Die controle had belangrijke gevolgen. De clubs, vooral de vzw’s, betalen op het lidgeld geen btw. Dat moet niet worden afgedragen. Maar dat pakket dat ze meegeven bij het inkoopgeld is wel btw-gerelateerd. Dat had geen enkele van die clubs afgedragen. De btw op de voetbal of het tasje dat die kinderen krijgen, moesten ze afdragen. Geen enkele club had dat gedaan, vooral in de provinciale reeksen niet. Ze worden ook bijkomend belast op alle drankjes die ze aan de ‘kinnekes’ gegeven hadden. Op jaarbasis loopt dat op. Zij hebben een enorme boete gekregen. Dat is de eerste vaststelling: dat moet veranderd worden, en dat is de laatste tijd ook gebeurd. Dat heeft natuurlijk tot gevolg dat er meer geld moet binnenkomen.

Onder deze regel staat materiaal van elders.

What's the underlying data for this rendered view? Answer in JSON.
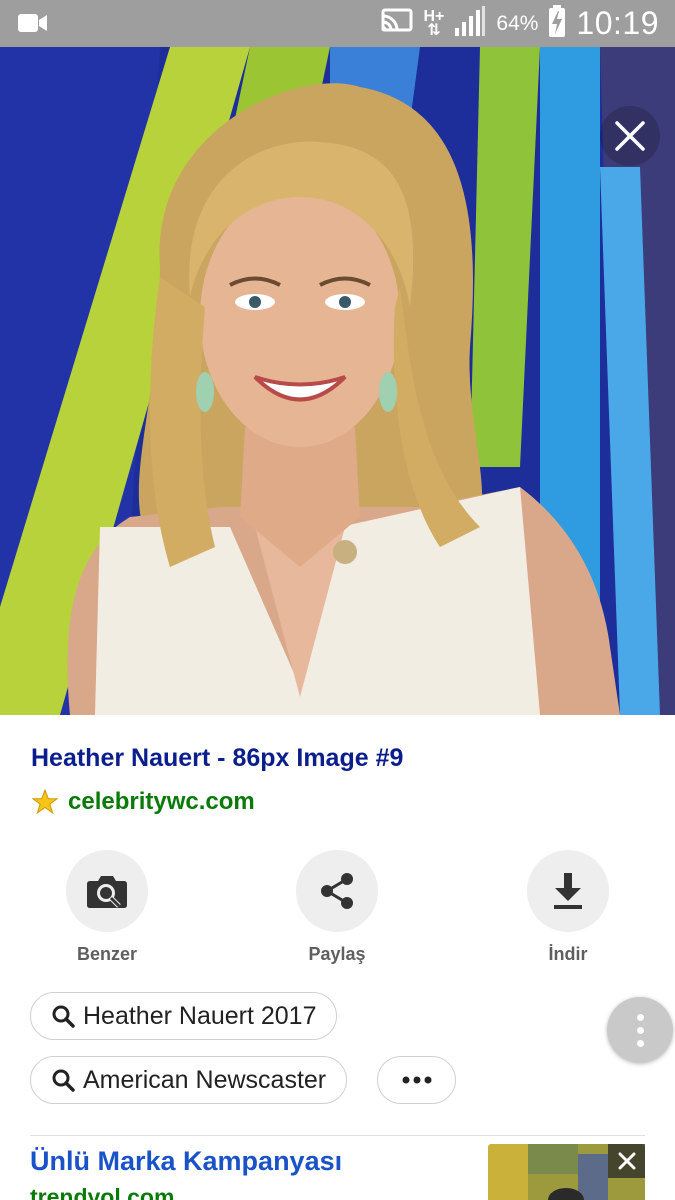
{
  "status_bar": {
    "network": "H+",
    "battery": "64%",
    "time": "10:19"
  },
  "result": {
    "title": "Heather Nauert - 86px Image #9",
    "domain": "celebritywc.com"
  },
  "actions": [
    {
      "label": "Benzer",
      "icon": "camera-search-icon"
    },
    {
      "label": "Paylaş",
      "icon": "share-icon"
    },
    {
      "label": "İndir",
      "icon": "download-icon"
    }
  ],
  "related_searches": [
    {
      "label": "Heather Nauert 2017"
    },
    {
      "label": "American Newscaster"
    }
  ],
  "ad": {
    "title": "Ünlü Marka Kampanyası",
    "domain": "trendyol.com"
  }
}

Een tweede gevolg van die controles was een besef van de reële kosten, die door de omstandigheden van de laatste jaren zijn gestegen. Vroeger waren vrijwilligers vrijwilligers. Dat was 0 euro. De laatste jaren heeft men statutair toegestaan dat ze, na de indexaanpassing, 1400 euro per maand verdienen. Daar komt nog eens 600 tot 700 euro onkosten bij. Dat wil zeggen dat er in die kleine ploegjes bijna geen vrijwilligers meer zijn. De reële kost van al die clubs is dus enorm gestegen. Zij weten dat ze correct moeten handelen, dus moeten ze berekenen hoeveel die kinderen en de rest kosten. Het totale budget is gestegen.

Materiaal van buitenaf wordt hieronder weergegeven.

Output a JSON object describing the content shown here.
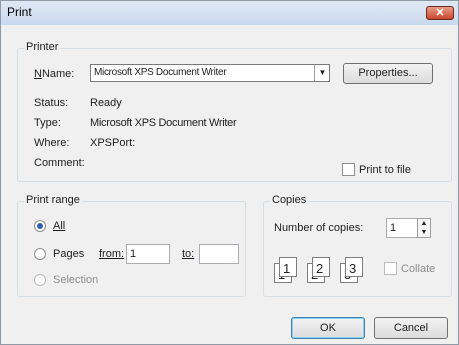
{
  "window": {
    "title": "Print",
    "close_label": "✕"
  },
  "printer": {
    "legend": "Printer",
    "name_label": "Name:",
    "name_value": "Microsoft XPS Document Writer",
    "properties_label": "Properties...",
    "status_label": "Status:",
    "status_value": "Ready",
    "type_label": "Type:",
    "type_value": "Microsoft XPS Document Writer",
    "where_label": "Where:",
    "where_value": "XPSPort:",
    "comment_label": "Comment:",
    "print_to_file_label": "Print to file"
  },
  "print_range": {
    "legend": "Print range",
    "all_label": "All",
    "pages_label": "Pages",
    "from_label": "from:",
    "from_value": "1",
    "to_label": "to:",
    "to_value": "",
    "selection_label": "Selection"
  },
  "copies": {
    "legend": "Copies",
    "number_label": "Number of copies:",
    "number_value": "1",
    "collate_label": "Collate"
  },
  "buttons": {
    "ok_label": "OK",
    "cancel_label": "Cancel"
  }
}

De regering heeft vanaf 1 januari maatregelen getroffen. Voor de clubs was er tot 25.000 euro per jaar een vrijstelling van de btw. Dat is een positief effect. We moeten er rekening mee houden dat de steun van de gemeenten in het algemeen zeer groot is.
Mijnheer Caron, u vraagt cijfers. Ik geef u de cijfers van Westerlo. Een training voor een speler die in de nationale afdeling speelt en die 420 euro per jaar aan lidgeld betaalt, kost 1 euro, alles inbegrepen. Hij heeft dan nog een pakket ter waarde van 180 euro, zonder de btw die wij ook nog moeten afdragen. Provinciaal betalen de jongens 220 euro lidgeld. Dat komt op 1,75 euro per training. De gewestelijken betalen 180 euro, dat komt op 0,70 euro. Voor mij kost de jeugd op jaarbasis ongeveer 450.000 euro. Wij moeten dat kunnen recupereren uit dat lidgeld. Nationale spelers gaan achttien keer per jaar op verplaatsing. Er wordt een bus gereserveerd. Die kinderen gaan daar gratis op mee. Als u wilt, laat ik een volledig programma zien om te tonen hoe het werkt.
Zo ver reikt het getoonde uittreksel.